Over the past six years, from 2015 to 2021, Washington taxpayers provided an increase in school employee compensation and benefits of 29%. For comparison, consumer inflation over the same period rose by 18%. An average teacher salary in Washington state is now just under $90,000 a year, with an additional $30,000 for health coverage, retirement, paid leave, and other benefits.

In addition, Washington state public schools received $2.9 billion from federal taxpayers as part of the COVID-19 relief packages. Research shows that, nationally, school officials have only used about 10% of those funds, even though school leaders claimed the needs were urgent during the pandemic.

At the same time, academic outcomes for students are flat or declining.  Nearly one-fifth of public school students drop out before completing high school, and the racial achievement gap among students is wider than ever.

The debate over critical race theory is sparking renewed controversy, and some public figures actually say parents should not be involved in their children’s education at all.

A deeper problem is that the public sees that none of the many promises made over the years to gain political support for public education funding have come true, and in the past year alone, some 41,000 families have left the system.

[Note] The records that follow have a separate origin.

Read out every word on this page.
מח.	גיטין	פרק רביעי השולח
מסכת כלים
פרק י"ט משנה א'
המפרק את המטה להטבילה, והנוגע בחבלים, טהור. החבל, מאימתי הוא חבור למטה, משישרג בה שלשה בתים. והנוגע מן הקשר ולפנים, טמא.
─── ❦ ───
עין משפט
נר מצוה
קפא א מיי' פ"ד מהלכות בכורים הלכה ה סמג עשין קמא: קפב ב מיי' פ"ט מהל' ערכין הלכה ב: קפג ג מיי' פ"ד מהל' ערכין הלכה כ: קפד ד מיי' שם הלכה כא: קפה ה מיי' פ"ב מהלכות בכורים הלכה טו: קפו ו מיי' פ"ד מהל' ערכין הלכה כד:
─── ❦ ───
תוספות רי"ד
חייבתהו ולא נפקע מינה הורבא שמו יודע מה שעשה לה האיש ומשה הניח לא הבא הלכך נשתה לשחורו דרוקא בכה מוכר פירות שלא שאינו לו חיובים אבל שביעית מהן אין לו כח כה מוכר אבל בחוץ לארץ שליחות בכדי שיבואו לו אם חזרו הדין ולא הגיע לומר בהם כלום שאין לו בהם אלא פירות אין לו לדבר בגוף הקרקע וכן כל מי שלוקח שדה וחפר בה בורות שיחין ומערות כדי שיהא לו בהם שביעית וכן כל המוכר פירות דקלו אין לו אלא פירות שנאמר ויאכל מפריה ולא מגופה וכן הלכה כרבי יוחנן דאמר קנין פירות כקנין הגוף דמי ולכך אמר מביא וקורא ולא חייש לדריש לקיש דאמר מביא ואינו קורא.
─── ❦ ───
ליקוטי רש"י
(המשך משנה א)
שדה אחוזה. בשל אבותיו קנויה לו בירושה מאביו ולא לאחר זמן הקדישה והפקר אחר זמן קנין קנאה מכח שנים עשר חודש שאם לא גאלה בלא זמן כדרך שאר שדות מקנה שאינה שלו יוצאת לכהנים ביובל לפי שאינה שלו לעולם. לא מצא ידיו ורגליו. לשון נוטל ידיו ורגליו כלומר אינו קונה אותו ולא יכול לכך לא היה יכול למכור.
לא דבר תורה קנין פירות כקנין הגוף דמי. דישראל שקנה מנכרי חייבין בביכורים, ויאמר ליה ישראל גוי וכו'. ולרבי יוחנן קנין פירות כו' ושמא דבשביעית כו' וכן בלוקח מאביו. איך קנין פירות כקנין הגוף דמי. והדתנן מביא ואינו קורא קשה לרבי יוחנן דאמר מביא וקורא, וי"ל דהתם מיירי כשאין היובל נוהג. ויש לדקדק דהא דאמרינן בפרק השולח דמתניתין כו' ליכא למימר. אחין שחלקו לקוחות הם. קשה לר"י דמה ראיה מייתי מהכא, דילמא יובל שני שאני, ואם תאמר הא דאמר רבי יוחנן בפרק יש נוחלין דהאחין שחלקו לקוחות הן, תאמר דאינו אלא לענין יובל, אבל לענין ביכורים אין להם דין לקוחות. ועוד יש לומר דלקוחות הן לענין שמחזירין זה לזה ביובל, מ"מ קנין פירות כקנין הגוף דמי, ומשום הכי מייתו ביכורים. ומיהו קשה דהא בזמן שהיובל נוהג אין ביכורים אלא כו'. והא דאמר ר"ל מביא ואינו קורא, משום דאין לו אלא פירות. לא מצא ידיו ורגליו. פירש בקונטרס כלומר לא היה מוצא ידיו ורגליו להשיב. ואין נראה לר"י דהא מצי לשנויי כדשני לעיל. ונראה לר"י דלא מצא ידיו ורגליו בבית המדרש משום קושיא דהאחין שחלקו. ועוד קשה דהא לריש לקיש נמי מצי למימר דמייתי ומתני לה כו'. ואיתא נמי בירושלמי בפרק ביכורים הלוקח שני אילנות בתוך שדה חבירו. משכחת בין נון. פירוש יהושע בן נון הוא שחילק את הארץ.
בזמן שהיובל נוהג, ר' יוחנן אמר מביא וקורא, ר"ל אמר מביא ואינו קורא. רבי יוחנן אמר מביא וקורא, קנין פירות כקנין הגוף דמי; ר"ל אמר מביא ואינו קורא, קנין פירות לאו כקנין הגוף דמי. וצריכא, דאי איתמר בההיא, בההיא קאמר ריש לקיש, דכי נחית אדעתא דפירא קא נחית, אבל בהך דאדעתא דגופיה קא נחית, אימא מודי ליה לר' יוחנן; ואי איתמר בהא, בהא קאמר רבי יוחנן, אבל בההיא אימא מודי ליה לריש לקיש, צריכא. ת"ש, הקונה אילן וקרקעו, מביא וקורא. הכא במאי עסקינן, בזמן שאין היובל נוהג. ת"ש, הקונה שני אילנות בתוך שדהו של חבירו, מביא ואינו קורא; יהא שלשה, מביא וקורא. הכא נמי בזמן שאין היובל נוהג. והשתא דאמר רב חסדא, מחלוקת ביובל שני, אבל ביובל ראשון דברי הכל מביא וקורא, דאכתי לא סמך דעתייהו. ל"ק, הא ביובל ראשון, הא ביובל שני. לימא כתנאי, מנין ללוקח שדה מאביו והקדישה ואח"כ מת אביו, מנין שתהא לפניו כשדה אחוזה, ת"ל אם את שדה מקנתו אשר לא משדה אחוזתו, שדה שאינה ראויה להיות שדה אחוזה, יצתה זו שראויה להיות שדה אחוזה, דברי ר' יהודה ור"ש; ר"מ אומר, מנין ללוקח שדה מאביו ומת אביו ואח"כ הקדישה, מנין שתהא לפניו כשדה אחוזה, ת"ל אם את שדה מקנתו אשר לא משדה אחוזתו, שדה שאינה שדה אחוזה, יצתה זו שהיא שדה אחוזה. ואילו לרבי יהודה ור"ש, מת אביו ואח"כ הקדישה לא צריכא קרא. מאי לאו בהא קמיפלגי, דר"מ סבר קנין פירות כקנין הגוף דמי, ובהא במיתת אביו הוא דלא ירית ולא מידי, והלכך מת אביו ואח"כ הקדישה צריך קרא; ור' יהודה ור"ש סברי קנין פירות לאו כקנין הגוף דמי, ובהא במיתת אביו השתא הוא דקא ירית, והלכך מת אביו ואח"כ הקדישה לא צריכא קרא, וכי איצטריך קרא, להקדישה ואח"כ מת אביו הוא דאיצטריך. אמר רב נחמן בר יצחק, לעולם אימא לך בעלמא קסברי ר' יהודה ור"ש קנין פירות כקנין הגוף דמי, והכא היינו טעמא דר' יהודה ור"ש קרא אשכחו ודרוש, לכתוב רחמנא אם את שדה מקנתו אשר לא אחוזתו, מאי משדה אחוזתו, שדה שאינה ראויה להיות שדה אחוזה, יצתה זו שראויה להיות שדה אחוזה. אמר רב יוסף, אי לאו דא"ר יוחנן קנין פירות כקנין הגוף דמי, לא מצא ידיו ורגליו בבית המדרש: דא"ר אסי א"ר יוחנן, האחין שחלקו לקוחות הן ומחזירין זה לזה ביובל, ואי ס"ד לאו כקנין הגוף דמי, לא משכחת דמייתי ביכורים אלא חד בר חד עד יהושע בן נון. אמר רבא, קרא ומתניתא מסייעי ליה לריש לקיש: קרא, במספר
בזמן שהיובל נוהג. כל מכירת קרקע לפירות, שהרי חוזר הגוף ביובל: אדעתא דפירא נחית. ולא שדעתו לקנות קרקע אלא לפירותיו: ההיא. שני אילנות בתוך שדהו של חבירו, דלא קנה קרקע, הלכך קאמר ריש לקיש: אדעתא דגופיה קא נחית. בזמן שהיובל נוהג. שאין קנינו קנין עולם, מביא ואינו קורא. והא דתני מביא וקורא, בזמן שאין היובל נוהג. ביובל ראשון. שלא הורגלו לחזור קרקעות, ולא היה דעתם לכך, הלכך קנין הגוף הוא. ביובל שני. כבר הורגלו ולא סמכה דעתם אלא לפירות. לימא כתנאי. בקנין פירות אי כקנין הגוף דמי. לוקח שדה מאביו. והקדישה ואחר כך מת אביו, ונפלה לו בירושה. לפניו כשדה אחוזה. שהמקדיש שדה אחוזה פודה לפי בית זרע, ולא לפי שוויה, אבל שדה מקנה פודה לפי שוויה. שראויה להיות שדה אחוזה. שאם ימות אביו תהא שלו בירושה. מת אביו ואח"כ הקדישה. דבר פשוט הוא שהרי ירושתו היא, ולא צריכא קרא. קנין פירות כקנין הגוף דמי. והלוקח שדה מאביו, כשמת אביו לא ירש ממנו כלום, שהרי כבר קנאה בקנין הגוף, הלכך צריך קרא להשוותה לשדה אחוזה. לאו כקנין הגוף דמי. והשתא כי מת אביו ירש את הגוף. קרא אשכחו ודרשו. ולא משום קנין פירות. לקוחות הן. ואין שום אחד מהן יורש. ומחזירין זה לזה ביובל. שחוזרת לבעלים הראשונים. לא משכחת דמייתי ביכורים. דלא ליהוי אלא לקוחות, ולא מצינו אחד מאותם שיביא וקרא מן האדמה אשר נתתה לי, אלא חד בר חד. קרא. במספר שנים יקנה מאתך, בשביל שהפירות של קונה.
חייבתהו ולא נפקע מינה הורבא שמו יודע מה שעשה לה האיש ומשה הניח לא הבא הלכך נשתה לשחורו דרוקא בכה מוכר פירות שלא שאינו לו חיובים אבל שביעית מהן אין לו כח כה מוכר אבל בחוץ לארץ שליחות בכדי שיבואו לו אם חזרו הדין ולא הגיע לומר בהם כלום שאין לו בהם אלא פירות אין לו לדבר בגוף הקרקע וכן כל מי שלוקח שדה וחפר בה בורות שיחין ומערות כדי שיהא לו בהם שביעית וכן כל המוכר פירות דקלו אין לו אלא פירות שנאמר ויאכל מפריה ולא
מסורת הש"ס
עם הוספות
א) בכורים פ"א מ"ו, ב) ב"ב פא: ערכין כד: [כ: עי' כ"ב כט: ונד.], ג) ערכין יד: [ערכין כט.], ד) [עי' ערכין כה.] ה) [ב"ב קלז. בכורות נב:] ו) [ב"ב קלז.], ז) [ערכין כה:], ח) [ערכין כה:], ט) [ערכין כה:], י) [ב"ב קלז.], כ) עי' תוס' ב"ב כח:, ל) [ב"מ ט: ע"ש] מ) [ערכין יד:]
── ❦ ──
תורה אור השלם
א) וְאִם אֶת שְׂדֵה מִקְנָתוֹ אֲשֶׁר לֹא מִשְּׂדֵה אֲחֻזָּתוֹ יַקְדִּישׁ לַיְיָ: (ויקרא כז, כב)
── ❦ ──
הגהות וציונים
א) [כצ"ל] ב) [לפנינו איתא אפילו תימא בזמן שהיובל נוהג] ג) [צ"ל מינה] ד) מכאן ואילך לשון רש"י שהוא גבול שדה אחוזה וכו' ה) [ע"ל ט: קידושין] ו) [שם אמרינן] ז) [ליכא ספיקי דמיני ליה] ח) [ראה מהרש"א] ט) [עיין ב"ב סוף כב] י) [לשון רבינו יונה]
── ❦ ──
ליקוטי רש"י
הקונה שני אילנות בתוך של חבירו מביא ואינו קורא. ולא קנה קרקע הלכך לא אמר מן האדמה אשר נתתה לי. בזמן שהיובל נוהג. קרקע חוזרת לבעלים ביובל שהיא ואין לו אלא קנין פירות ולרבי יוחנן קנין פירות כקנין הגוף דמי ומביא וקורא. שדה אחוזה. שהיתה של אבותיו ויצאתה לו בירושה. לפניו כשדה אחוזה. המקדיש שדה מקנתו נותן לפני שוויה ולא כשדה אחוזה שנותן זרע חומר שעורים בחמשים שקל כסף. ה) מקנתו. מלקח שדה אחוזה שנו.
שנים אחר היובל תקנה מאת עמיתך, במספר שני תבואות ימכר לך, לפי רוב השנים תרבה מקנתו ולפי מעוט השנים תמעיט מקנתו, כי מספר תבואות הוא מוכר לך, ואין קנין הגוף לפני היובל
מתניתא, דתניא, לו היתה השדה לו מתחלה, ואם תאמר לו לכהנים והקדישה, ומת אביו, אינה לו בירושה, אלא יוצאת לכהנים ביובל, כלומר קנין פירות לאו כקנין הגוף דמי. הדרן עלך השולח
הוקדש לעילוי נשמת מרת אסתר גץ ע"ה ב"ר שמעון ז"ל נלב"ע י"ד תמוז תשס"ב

Some have gone to charter schools, a relatively new phenomenon in Washington state.

Public charter schools are a popular form of school choice delivering quality results, for about $3,000 less per year per student. Washington has 14 public charter schools, currently serving about 4,000 students—mostly from low-income, minority families.

Unfortunately, just as taxpayers provide the highest level of funding to assigned schools in state history, the growth of charter schools is being limited by powerful special interests, such as teachers unions.

Washington taxpayers are generous in funding the public education system, particularly for teacher salaries and benefits. The figures reported here are on an annualized 12-month basis, even though many teachers only work a 10-month year.

Clearly, the oft-made political claim that public education is underfunded is just plain false.

These findings show that adding more money to the current public education system will not improve learning outcomes for students, reduce the high dropout rate, or close the long-standing achievement gap.

Instead, policymakers should focus on increasing learning alternatives and parental choice. School choice is increasingly popular among state residents, while harmful ideas such as critical race theory obviously are not.

State lawmakers should focus on student-centered innovations, not simply increasing funding amounts, if they want to ensure that every child living in Washington state has access to a great education.